My son embarked of a major purge of his possessions this week. Since coming home, each day he has immersed himself in the task of divesting himself of homework papers and binders and textbooks dating back to elementary school, clothes he long ago outgrew, broken toys that had amassed themselves under his bed, shoes and games and school dioramas and odds and ends from his growing up life.
I asked him to save all artwork and certificates and diplomas. And of course he did not touch his scores of track and field and soccer trophies and medals and plaques. Nor did he reduce his collection of shot glasses, which he started at the tee-totaling age of 14. I didn't fight it. Now when his friends travel they bring him back the coolest miniature glass they can find, and some of those pieces are real artworks. I argued with him to keep the science projects, large presentation boards representing months of investigation into such self-chosen subjects as "How Do Crystals Grow?" (third grade), "Do Fingerprint Patterns Run in Families?" (fourth grade), "Can Bacteria Grow on Soap?" (fifth grade), "Does Handedness Indicate Brain Hemisphere Dominance for Ear, Eye and Foot?" (seventh grade). In the end I kept only two, persuaded by his, "You see, Mom, this is why my room looks like this. You have to let it go!"
Out went the 30-gallon fish tank, empty of fish for several years now. Out went the listing bookcase and most of the books that crammed its shelves, no doubt holding it upright. Out went the dragon-themed boogie board on which he surfed waves in St. Lucia and Antigua, and the Razor scooter on which he spent a boyhood summer racing down a hill with his friends. He found his ancient Gameboy with the yellow Pokemon cartridge still installed. It worked perfectly. That was a thrill. He took a break of several hours to reengage with all the knitted concentration I remember from when he was a 9-year-old mastering the different levels of Pokemon. He found a diary he had written in on the first day of fourth grade, with the next entry on his first day of high school. He wrote an entry in it and then re-hid it in his room, with the idea that that whenever it surfaces again, he will look back and see who he was, and write a new entry.
When he was done his closet held only his long ago Eagle Scout uniform and little towers of books on the floor.
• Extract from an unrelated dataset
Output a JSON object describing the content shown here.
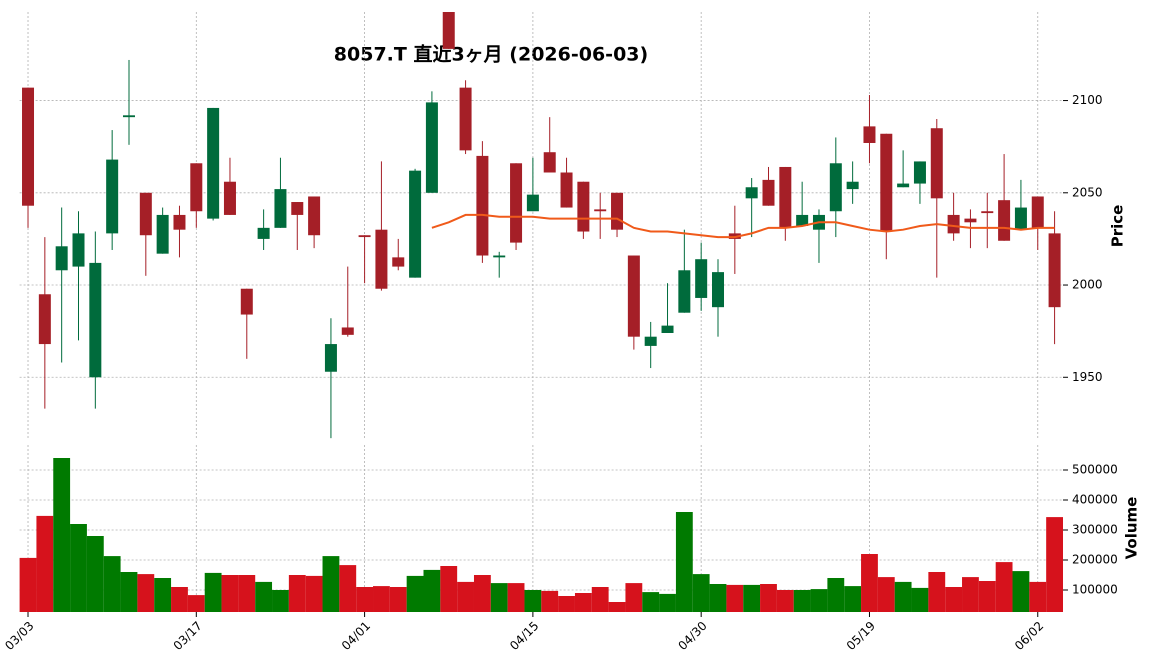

He then convinced his sister and cousin and best childhood friend (who basically lives here when my son is home) to help him launder the explosion of clothing he carted home from school. The four of them dumped the freshly washed clothes out on the living room floor and folded or buttoned and placed them on hangers. When all was done he made neat piles on his bed, packed one suitcase of clothes to last two weeks, and packed the rest in the other two suitcases he brought from college.
Now he is on a plane, headed to England for two weeks to hang out with friends in Leeds, Manchester, Liverpool, Leamington, Stratford-on-Avon and London. He is traveling with two of his longtime camp buddies, a young lady and a young man to whom he became close when all of them were 11 and 12 years old. When he returns, a friend from last summer, a fellow counselor at the camp he worked at, will be with him. She will spend a week with us, quartered in my son's room, and the plan is for my son to show her around New York. Then we will drive the two of them up to the camp in the woods, where they will once again be counselors together all summer.
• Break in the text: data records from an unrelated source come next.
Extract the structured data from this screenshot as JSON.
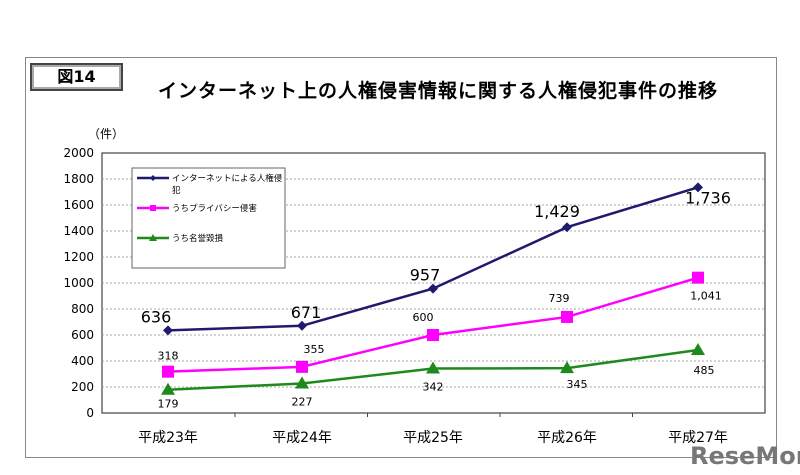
{
  "figure_label": "図14",
  "watermark": "ReseMom",
  "chart_data": {
    "type": "line",
    "title": "インターネット上の人権侵害情報に関する人権侵犯事件の推移",
    "ylabel": "（件）",
    "ylim": [
      0,
      2000
    ],
    "yticks": [
      0,
      200,
      400,
      600,
      800,
      1000,
      1200,
      1400,
      1600,
      1800,
      2000
    ],
    "grid": true,
    "legend_position": "top-left",
    "categories": [
      "平成23年",
      "平成24年",
      "平成25年",
      "平成26年",
      "平成27年"
    ],
    "series": [
      {
        "name": "インターネットによる人権侵犯",
        "color": "#1f1a6e",
        "marker": "diamond",
        "values": [
          636,
          671,
          957,
          1429,
          1736
        ],
        "labels": [
          "636",
          "671",
          "957",
          "1,429",
          "1,736"
        ]
      },
      {
        "name": "うちプライバシー侵害",
        "color": "#ff00ff",
        "marker": "square",
        "values": [
          318,
          355,
          600,
          739,
          1041
        ],
        "labels": [
          "318",
          "355",
          "600",
          "739",
          "1,041"
        ]
      },
      {
        "name": "うち名誉毀損",
        "color": "#1e8a1e",
        "marker": "triangle",
        "values": [
          179,
          227,
          342,
          345,
          485
        ],
        "labels": [
          "179",
          "227",
          "342",
          "345",
          "485"
        ]
      }
    ]
  }
}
I gather these two had a "thing" last summer, and they have kept in touch all year. I don't know where things stand now. They may be just good friends, as he says. Here is what I do know: The first thing my son did with his earnings from last summer was buy his textbooks. The second thing he did was buy the plane ticket he is using tonight. There's also this: Many of his friends have stayed in our home and he has never before betrayed the slightest care about the state of his room. So I wonder about the gusto with which he cleaned this week. And now, I get to redecorate the newly blank canvas while he is away.